Donc l'œuvre dans son statisme est incroyablement animée. Non par l'agitation brownienne des pièces de Xenakis, mais par le mouvement, tout traditionnel et presque scolastique du contrepoint. Après le cluster couvrant cinq octaves du début de l'œuvre, débute en effet un grand canon à 56 voix, aux cordes, dont la conduite rigoureuse nous est à jamais imperceptible tant son tissage est fin, et dont la courbe s'achève, estompée, dans le silence coloré des résonances du piano. Déjà Xenakis avec Métastasis (1955) ou Penderecki avec Anaklasis (1960) avaient donné à entendre des musiques de masse et d'évolution globale ; mais chez eux c'est l'écriture elle-même qui se simplifiait afin de radicaliser le discours ; et si l'on n'entendait plus de détails c'était en fait qu'il n'y en avait plus. Ligeti — c'est la force perverse de ses œuvres — mine les principes du sérialisme de l'intérieur, pousse la complexification de l'écriture jusqu'à l'absurde, jusqu'au non-audible ; mais conservant la maîtrise d'une écoute globale, évite, et dénonce, la grisaille sonore où sombrent les musiques écrites par accumulation et prolifération.
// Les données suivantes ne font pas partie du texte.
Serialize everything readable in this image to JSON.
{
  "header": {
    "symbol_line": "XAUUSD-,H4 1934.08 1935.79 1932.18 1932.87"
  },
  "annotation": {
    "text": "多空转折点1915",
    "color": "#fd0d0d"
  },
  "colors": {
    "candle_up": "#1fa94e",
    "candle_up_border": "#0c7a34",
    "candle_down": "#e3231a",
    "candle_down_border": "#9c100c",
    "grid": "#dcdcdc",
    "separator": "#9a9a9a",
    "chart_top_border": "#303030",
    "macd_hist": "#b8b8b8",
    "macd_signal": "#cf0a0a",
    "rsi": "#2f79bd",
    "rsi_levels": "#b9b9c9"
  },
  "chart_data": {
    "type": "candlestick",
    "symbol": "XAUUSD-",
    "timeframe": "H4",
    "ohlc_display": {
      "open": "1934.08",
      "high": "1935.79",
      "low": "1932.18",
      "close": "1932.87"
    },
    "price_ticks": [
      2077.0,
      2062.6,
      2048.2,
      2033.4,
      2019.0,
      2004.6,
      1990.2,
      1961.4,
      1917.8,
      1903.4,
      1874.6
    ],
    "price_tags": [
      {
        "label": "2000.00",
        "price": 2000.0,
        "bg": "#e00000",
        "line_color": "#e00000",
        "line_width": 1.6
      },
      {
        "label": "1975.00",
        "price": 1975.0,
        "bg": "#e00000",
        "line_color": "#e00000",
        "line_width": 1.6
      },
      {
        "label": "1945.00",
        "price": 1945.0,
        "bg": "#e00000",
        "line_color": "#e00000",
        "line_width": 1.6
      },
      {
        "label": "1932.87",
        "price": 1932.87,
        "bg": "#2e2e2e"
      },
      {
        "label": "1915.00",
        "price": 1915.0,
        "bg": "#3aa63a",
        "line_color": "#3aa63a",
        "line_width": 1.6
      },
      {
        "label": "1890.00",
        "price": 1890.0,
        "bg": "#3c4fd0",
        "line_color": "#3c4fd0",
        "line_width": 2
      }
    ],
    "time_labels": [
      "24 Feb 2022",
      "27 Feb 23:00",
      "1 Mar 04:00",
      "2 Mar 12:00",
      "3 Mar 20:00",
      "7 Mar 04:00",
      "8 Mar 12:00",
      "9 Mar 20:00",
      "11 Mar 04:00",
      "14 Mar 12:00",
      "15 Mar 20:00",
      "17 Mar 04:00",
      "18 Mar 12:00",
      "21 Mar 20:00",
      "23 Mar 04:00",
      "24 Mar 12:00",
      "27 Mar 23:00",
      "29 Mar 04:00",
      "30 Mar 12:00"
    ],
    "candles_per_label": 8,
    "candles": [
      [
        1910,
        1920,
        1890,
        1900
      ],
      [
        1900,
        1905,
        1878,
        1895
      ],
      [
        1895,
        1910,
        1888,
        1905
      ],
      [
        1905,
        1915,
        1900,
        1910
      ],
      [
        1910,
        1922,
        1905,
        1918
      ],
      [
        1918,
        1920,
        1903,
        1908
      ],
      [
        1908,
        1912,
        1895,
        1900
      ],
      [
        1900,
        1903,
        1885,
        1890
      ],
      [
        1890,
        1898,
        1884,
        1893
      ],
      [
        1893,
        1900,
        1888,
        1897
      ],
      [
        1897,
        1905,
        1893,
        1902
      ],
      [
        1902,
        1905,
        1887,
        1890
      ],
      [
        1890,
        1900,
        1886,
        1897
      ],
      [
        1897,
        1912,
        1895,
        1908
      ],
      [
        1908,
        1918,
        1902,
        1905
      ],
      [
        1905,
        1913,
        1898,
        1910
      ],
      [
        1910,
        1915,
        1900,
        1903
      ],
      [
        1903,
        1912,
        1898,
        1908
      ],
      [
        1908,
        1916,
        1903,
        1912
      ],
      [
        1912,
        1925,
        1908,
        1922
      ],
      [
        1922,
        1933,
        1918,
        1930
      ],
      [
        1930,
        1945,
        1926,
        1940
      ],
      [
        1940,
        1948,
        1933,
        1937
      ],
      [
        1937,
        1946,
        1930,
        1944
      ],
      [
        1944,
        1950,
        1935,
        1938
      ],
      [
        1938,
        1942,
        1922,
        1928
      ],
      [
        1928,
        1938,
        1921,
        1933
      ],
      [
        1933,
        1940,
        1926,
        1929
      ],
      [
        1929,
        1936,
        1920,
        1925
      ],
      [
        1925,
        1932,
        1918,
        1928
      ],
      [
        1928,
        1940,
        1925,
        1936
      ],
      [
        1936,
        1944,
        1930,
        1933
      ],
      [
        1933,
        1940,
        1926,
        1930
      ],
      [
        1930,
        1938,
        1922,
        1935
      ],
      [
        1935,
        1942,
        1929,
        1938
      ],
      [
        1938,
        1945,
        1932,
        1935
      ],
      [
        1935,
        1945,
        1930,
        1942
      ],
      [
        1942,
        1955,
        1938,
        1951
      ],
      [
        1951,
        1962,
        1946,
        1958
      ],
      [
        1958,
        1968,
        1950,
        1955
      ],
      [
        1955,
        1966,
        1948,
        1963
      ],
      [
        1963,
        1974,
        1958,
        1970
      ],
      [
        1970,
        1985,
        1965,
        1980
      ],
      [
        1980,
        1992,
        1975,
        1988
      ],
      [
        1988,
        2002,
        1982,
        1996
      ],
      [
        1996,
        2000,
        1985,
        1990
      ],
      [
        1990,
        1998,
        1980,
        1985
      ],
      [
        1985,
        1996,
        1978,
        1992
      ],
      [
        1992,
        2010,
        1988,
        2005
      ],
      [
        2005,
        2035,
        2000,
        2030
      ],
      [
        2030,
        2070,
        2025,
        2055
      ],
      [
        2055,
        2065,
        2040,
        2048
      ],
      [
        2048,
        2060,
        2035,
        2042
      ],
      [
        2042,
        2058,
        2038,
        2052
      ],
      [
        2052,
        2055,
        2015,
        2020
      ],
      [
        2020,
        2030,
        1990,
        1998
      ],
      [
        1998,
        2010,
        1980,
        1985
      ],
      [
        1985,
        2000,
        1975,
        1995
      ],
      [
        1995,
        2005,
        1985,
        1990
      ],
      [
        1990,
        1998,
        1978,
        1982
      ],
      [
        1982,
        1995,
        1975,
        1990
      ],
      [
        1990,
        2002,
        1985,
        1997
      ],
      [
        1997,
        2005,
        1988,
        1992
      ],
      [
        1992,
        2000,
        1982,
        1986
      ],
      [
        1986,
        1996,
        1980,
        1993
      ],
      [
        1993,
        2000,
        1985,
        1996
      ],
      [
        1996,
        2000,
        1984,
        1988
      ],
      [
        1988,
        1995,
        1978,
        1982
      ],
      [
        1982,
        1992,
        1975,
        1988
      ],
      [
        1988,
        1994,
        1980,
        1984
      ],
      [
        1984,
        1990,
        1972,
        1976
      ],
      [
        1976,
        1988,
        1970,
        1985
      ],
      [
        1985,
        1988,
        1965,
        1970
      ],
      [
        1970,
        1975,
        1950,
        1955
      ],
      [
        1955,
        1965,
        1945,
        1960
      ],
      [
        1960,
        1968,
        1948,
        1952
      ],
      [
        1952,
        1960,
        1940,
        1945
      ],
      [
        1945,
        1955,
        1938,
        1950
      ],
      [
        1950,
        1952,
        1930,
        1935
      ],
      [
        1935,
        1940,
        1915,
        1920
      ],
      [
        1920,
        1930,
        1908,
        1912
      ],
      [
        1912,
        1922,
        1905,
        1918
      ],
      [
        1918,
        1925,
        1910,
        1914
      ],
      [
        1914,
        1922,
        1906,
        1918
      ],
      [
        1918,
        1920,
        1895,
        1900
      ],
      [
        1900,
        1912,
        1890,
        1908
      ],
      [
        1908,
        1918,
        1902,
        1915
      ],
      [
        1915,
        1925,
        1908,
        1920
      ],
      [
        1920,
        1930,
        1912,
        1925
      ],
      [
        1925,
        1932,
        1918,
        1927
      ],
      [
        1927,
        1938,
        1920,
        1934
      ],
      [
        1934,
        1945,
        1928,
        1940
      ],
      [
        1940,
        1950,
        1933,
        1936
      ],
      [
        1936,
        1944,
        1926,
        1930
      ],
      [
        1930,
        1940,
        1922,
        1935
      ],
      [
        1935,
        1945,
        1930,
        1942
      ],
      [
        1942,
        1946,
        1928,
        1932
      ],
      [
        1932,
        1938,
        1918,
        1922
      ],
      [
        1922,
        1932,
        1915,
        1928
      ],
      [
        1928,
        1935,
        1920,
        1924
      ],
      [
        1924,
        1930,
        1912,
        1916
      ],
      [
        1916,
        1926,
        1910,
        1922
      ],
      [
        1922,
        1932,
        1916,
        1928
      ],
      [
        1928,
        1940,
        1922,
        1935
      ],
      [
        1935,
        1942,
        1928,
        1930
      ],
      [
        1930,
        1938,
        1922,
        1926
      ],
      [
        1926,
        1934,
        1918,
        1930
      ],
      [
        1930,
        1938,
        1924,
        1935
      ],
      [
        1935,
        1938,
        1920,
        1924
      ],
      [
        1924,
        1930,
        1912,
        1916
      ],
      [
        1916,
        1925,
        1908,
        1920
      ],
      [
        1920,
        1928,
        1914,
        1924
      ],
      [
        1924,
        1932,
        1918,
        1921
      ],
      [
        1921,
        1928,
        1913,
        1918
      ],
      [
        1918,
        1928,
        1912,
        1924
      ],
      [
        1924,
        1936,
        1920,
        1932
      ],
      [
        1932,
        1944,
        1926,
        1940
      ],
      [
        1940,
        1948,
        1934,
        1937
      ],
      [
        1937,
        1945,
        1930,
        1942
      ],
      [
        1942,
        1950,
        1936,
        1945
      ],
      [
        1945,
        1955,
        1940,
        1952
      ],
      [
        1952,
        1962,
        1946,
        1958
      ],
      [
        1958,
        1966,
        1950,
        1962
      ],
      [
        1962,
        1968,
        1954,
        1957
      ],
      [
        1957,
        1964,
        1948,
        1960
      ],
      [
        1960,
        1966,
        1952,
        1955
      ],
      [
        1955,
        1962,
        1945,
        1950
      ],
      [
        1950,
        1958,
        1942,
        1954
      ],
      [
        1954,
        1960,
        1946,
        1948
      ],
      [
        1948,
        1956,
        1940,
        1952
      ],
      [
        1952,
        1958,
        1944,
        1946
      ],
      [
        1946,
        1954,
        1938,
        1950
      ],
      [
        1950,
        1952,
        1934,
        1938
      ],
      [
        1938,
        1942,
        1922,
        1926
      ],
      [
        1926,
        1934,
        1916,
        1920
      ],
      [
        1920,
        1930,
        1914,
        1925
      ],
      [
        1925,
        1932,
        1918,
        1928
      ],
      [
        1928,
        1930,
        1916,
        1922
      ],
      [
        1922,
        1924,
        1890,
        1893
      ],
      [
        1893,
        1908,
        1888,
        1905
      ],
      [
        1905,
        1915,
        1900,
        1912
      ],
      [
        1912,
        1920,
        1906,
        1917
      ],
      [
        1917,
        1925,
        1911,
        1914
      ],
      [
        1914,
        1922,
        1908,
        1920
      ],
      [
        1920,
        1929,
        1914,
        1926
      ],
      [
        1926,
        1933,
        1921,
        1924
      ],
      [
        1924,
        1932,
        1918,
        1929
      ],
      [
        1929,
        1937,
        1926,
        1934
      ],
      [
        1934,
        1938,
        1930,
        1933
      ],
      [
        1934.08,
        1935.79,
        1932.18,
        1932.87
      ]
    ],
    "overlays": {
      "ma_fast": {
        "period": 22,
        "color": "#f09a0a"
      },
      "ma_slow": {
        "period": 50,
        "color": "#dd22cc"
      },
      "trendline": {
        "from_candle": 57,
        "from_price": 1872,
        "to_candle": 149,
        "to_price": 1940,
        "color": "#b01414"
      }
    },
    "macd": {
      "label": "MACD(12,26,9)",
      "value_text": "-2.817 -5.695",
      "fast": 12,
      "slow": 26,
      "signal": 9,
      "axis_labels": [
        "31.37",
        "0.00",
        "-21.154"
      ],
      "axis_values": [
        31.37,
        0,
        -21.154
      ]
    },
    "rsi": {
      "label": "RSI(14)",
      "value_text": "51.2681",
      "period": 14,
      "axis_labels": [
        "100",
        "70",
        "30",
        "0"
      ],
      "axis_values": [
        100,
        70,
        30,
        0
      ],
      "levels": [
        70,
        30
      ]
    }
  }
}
Ligeti dans toutes ses pièces de la période statique restera ainsi sur la ligne de partage des styles musicaux, aussi proche, et aussi loin, du sérialisme — ou de ce qui en tient lieu —, et de l'archaïsme volontaire de XenakisAtmosphères fut bissée à sa création, et marqua pour longtemps l'esprit du public comme celui des compositeurs, c'est que l'œuvre était non seulement belle mais aussi démonstrative. Evidente dans son principe, aboutie dans sa réalisation, tout un chacun pouvait en saisir la musique et le sens historique. Et dans ce qu'elle annonçait : la musique de timbre, et dans ce qu'elle dénonçait : la complexité excessive et inefficace.